Lay participation in the South African criminal justice system: An assessment of the assessor system
Authors: B Tshehla & MC Marumoagae
Affiliations: B Proc (North) LLM (UCT), Senior Lecturer, School of Law, University of the Witwatersrand; LLB LLM (Wits) LLM (NWU) PhD (UCT) AIPSA Diploma in Insolvency Law and Practice (UP), Associate Professor, School of Law, University of the Witwatersrand
Source: South African Journal of Criminal Justice, Volume 34 Issue 2, p. 339 – 361
This paper sets out to demonstrate that the South African assessor system is not structured in a manner that holds the promise of adequately catering for the intended goal of promoting lay participation by community members in the adjudication of criminal cases.

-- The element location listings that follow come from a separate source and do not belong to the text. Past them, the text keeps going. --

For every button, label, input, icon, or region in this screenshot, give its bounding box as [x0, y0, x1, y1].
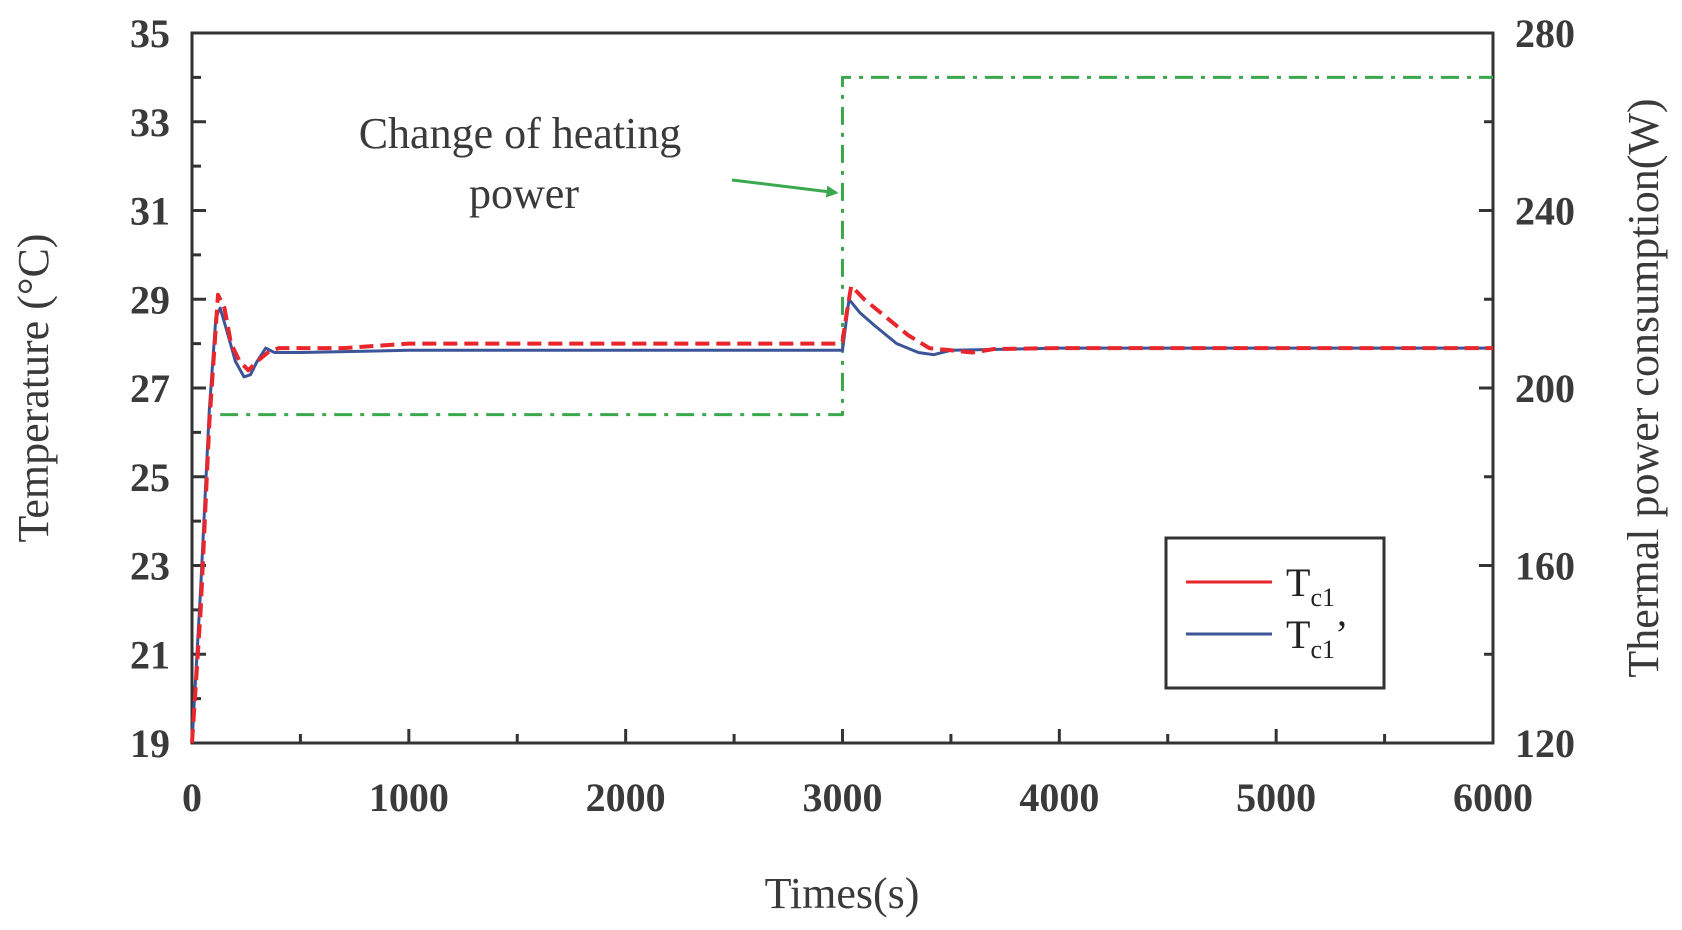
x-tick-label: 2000 — [586, 775, 666, 820]
x-tick-label: 0 — [182, 775, 202, 820]
y-right-tick-label: 120 — [1515, 721, 1575, 766]
y-left-tick-label: 23 — [130, 544, 170, 589]
annotation: Change of heating power — [359, 109, 839, 218]
y-left-axis-title: Temperature (°C) — [9, 234, 58, 543]
series-line-tc1 — [190, 297, 1493, 744]
series-layer — [190, 75, 1493, 744]
x-tick-label: 5000 — [1236, 775, 1316, 820]
y-right-tick-label: 240 — [1515, 189, 1575, 234]
series-line-heating-power — [220, 75, 1493, 417]
y-left-tick-label: 21 — [130, 632, 170, 677]
y-left-tick-label: 33 — [130, 100, 170, 145]
annotation-line-2: power — [469, 169, 579, 218]
y-left-tick-label: 27 — [130, 366, 170, 411]
y-right-axis-ticks: 120 160 200 240 280 — [1479, 11, 1575, 766]
legend-box — [1164, 536, 1386, 690]
y-left-tick-label: 25 — [130, 455, 170, 500]
y-right-axis-title: Thermal power consumption(W) — [1619, 98, 1668, 677]
x-tick-label: 6000 — [1453, 775, 1533, 820]
x-tick-label: 1000 — [369, 775, 449, 820]
y-left-tick-label: 19 — [130, 721, 170, 766]
legend: Tc1 Tc1’ — [1164, 536, 1386, 690]
annotation-arrow — [731, 178, 839, 198]
y-right-tick-label: 280 — [1515, 11, 1575, 56]
y-left-tick-label: 29 — [130, 277, 170, 322]
x-tick-label: 4000 — [1019, 775, 1099, 820]
legend-label-tc1-prime: Tc1’ — [1286, 612, 1348, 664]
y-left-axis-ticks: 19 21 23 25 27 29 31 33 35 — [130, 11, 206, 766]
y-left-tick-label: 35 — [130, 11, 170, 56]
y-left-tick-label: 31 — [130, 189, 170, 234]
y-right-tick-label: 200 — [1515, 366, 1575, 411]
y-right-tick-label: 160 — [1515, 544, 1575, 589]
series-line-tc1 — [190, 283, 1493, 744]
annotation-line-1: Change of heating — [359, 109, 682, 158]
x-tick-label: 3000 — [803, 775, 883, 820]
x-axis-title: Times(s) — [765, 869, 920, 918]
legend-label-tc1: Tc1 — [1286, 560, 1335, 612]
x-axis-ticks: 0 1000 2000 3000 4000 5000 6000 — [182, 729, 1533, 820]
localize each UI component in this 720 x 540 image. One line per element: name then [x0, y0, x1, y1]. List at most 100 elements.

It identifies several challenges with the current assessor system in South Africa such as the unjustifiable differentiation between the assessor system in the magistrates’ courts and the high court which undermines this system as a form of lay participation. In the high court, assessors are required to have experience in the administration of justice or some other skill deemed useful in the case tried. This is not required of assessors in the magistrates’ courts. The paper also illustrates that there are no legislative guidelines on the appointment of assessors which leads to wide discretion being given to presiding officers in the appointment of assessors, which could potentially lead to the adoption of different approaches to similar cases. The key argument presented is that the discretion enjoyed by presiding officers when considering whether to use assessors should be limited by legislation. Most importantly, it is argued that that the legislature should consider reforming the assessor system with a view to establishing a system that will be equally applicable to both the high court and magistrates’ courts as the current differentiation seems unjustifiable.